The carriage conveyed him to Dunthorpe Station in good time for the train; and the train being a ‘fast,’ landed him at Liverpool Street Station before eleven o’clock.

He walked slowly along Broad Street, a singular contrast to the hurry and bustle of the other passengers. He was not going in the direction of his own offices; and he did not look as if he were going on any particular business anywhere. He had the air of a man who was taking an enforced constitutional, and who by mistake had wandered into the city instead of into the park.

He turned into Cornhill, and then into Golden Alley, which must have obtained its name when gold was only known in quartz; for it was a dull, gloomy-looking place, with dust-stained windows and metal plates up the sides of the doorways, so begrimed that it required an effort of the sight to decipher the names on them. But it was quiet and eminently respectable. Standing in Golden Alley, one had the sense of being in the midst of steady-going, long-established firms, who had no need of outward show to attract customers.

Mr Hadleigh halted for a moment at one of the doors, and looked at a leaden-like plate, bearing the simple inscription, Gribble & Co. He ascended one flight of stairs, and entered an office in which two clerks were busy at their desks, whilst a youth at another desk near the door was addressing envelopes with the eager rapidity of one who is paid so much per thousand.

No one paid any attention to the opening of the door.

‘Is Mr Wrentham in?’ inquired Mr Hadleigh.

At the sound of his voice, one of the clerks advanced obsequiously.

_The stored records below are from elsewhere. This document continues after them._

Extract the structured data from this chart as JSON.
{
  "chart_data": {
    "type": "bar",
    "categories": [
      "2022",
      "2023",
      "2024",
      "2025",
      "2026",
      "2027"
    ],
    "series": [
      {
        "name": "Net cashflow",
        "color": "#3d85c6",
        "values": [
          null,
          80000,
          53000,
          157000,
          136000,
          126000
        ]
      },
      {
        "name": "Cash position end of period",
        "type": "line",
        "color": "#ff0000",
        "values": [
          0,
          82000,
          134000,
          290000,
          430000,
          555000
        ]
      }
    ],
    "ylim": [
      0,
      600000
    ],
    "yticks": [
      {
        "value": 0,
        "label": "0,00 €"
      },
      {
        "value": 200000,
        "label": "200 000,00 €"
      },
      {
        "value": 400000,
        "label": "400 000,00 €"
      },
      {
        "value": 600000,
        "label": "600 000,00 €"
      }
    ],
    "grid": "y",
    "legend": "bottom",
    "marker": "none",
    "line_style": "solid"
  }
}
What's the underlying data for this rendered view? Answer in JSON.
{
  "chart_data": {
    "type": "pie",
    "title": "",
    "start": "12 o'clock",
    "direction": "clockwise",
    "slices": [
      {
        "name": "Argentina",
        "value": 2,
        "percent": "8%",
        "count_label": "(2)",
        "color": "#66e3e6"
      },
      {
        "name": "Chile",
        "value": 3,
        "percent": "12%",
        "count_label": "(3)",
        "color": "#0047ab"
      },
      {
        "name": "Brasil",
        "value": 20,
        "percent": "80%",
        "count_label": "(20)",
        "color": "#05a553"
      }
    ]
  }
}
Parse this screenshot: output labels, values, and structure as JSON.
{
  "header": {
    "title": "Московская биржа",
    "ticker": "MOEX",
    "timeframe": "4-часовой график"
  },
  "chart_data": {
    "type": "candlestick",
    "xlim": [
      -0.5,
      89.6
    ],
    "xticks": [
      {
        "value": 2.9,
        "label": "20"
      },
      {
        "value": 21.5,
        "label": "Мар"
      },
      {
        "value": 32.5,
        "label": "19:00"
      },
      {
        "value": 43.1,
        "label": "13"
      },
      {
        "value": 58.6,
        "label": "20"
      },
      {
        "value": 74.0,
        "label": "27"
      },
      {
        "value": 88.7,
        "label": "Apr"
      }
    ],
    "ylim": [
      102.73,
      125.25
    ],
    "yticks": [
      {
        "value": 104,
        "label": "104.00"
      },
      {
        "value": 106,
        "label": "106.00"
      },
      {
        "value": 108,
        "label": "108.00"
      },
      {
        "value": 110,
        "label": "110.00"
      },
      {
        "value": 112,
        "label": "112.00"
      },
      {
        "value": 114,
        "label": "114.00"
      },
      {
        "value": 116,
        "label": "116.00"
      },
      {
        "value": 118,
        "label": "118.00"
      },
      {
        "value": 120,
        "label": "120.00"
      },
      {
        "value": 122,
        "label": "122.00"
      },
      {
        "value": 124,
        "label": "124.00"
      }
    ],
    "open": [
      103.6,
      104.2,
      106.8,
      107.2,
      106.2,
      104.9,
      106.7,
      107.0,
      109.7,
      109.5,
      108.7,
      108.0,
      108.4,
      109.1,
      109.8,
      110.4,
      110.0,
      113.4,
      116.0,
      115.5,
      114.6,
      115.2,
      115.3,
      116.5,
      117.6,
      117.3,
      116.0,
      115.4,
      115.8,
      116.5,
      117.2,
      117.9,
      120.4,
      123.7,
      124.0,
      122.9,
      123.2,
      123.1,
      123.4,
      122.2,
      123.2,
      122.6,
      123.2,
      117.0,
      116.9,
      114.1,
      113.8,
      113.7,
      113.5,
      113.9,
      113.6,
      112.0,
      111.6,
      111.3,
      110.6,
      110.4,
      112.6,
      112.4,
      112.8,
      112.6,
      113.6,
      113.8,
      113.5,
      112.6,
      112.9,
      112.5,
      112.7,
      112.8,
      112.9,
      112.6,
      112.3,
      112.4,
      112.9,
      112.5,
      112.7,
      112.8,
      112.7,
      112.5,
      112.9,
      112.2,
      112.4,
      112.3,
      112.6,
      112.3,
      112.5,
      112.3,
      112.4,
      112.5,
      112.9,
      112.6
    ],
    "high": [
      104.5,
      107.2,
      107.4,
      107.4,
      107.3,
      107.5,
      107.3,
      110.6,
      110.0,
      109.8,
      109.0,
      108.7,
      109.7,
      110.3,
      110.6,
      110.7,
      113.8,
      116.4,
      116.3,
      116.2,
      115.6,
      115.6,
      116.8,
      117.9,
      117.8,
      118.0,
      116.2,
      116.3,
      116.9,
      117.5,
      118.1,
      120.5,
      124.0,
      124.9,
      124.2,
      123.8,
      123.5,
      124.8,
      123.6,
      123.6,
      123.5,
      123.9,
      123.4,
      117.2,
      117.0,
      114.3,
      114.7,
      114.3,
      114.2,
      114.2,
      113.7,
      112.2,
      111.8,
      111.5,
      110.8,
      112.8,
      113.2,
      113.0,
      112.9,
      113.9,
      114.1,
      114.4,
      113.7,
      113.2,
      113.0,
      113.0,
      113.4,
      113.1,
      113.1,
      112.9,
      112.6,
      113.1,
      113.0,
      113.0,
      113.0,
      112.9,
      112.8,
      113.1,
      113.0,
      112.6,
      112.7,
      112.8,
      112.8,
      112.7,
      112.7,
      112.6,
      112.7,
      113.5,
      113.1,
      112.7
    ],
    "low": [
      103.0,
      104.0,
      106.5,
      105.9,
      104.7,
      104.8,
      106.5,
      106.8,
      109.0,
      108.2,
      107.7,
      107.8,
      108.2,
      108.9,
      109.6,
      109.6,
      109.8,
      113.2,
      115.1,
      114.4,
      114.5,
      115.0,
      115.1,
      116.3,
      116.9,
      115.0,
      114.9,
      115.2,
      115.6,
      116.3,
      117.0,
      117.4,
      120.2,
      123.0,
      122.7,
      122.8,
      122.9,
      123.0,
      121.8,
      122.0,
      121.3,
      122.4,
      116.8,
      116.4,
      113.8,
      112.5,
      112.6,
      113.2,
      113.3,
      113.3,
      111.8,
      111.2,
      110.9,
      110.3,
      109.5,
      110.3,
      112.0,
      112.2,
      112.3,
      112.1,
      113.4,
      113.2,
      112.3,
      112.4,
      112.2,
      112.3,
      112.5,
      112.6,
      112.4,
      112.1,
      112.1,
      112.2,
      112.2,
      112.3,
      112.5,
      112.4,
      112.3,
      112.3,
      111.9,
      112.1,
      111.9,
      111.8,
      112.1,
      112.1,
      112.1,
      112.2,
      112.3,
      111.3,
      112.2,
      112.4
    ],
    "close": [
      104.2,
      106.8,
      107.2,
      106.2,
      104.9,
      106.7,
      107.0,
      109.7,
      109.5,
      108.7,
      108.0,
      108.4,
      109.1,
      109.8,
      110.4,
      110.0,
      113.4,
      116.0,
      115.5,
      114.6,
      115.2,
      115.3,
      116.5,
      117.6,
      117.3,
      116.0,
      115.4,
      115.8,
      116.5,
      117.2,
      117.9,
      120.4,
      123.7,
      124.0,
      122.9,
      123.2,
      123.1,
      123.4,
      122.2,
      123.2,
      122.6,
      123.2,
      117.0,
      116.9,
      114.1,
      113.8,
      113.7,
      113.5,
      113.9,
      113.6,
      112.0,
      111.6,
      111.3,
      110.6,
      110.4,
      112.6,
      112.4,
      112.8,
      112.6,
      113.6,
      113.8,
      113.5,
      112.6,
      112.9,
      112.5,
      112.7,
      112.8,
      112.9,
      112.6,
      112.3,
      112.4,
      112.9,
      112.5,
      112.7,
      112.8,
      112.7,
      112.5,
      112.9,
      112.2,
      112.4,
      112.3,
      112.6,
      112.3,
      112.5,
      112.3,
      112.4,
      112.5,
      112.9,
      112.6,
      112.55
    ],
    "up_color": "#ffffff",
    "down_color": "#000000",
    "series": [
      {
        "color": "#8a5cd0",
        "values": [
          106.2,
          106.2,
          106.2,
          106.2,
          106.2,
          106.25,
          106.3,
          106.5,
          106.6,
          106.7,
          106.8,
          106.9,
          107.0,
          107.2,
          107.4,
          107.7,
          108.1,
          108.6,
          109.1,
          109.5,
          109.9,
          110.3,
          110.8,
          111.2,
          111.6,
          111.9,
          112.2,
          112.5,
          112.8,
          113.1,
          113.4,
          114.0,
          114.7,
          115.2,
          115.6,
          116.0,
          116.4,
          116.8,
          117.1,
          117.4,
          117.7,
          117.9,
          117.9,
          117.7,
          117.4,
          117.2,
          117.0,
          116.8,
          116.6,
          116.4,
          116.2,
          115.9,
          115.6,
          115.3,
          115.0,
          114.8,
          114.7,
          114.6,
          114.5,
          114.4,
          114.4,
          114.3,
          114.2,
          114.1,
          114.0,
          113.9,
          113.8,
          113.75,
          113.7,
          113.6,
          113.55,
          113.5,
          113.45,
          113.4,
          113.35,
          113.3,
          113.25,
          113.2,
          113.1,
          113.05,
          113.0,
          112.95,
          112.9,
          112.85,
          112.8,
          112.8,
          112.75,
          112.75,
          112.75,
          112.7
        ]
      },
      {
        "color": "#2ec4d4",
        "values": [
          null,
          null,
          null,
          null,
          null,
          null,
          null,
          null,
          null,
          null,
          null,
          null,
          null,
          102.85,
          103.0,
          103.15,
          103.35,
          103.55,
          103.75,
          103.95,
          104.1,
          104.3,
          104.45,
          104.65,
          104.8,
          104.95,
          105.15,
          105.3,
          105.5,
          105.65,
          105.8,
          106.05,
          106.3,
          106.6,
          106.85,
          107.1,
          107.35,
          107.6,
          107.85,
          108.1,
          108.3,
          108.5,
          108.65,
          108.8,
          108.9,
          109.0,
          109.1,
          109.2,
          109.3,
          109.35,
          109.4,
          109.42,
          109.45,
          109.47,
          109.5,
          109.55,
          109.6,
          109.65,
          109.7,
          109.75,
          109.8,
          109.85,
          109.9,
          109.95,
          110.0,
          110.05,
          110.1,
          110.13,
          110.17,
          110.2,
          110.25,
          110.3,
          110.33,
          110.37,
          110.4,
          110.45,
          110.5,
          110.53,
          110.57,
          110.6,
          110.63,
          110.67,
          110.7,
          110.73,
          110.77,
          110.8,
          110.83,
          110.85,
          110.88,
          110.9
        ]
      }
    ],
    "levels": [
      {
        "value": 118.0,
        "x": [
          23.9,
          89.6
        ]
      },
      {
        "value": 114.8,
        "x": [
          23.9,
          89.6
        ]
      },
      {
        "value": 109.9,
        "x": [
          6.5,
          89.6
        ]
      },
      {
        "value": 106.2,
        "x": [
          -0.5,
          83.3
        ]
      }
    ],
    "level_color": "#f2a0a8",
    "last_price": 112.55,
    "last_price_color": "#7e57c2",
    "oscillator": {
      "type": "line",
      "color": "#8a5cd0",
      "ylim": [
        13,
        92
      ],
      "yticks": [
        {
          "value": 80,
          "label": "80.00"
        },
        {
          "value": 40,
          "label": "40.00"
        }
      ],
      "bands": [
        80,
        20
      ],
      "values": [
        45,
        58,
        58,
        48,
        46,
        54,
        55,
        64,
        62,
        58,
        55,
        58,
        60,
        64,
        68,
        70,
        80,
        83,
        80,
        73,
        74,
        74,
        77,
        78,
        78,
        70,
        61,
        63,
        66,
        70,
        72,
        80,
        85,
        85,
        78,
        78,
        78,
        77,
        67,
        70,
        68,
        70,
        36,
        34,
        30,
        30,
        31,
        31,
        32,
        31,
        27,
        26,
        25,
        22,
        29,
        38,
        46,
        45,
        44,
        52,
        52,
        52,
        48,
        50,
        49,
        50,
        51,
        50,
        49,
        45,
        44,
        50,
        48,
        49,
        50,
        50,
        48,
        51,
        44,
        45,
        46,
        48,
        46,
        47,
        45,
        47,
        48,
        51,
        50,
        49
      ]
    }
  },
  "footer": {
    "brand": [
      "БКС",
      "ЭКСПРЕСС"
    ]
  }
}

‘Yes, sir. He is engaged at present; but I will send in your name.’

He knew who the visitor was; and after rapidly writing the name on a slip of paper, took it into an inner room. Mr Hadleigh glanced over some bills which were lying on the counter announcing the dates of sailing of a number of A1 clippers and first-class screw-steamers to all parts of the world.

The clerk reappeared, and with a polite, ‘Will you walk in, sir?’ held the door of the inner room open till Mr Hadleigh passed in, and then closed it.

Mr Wrentham rose from his table, holding out his hand. ‘Glad to see you here, Mr Hadleigh—very glad. I hope it is business that brings you?’

‘Yes—important business,’ was the answer.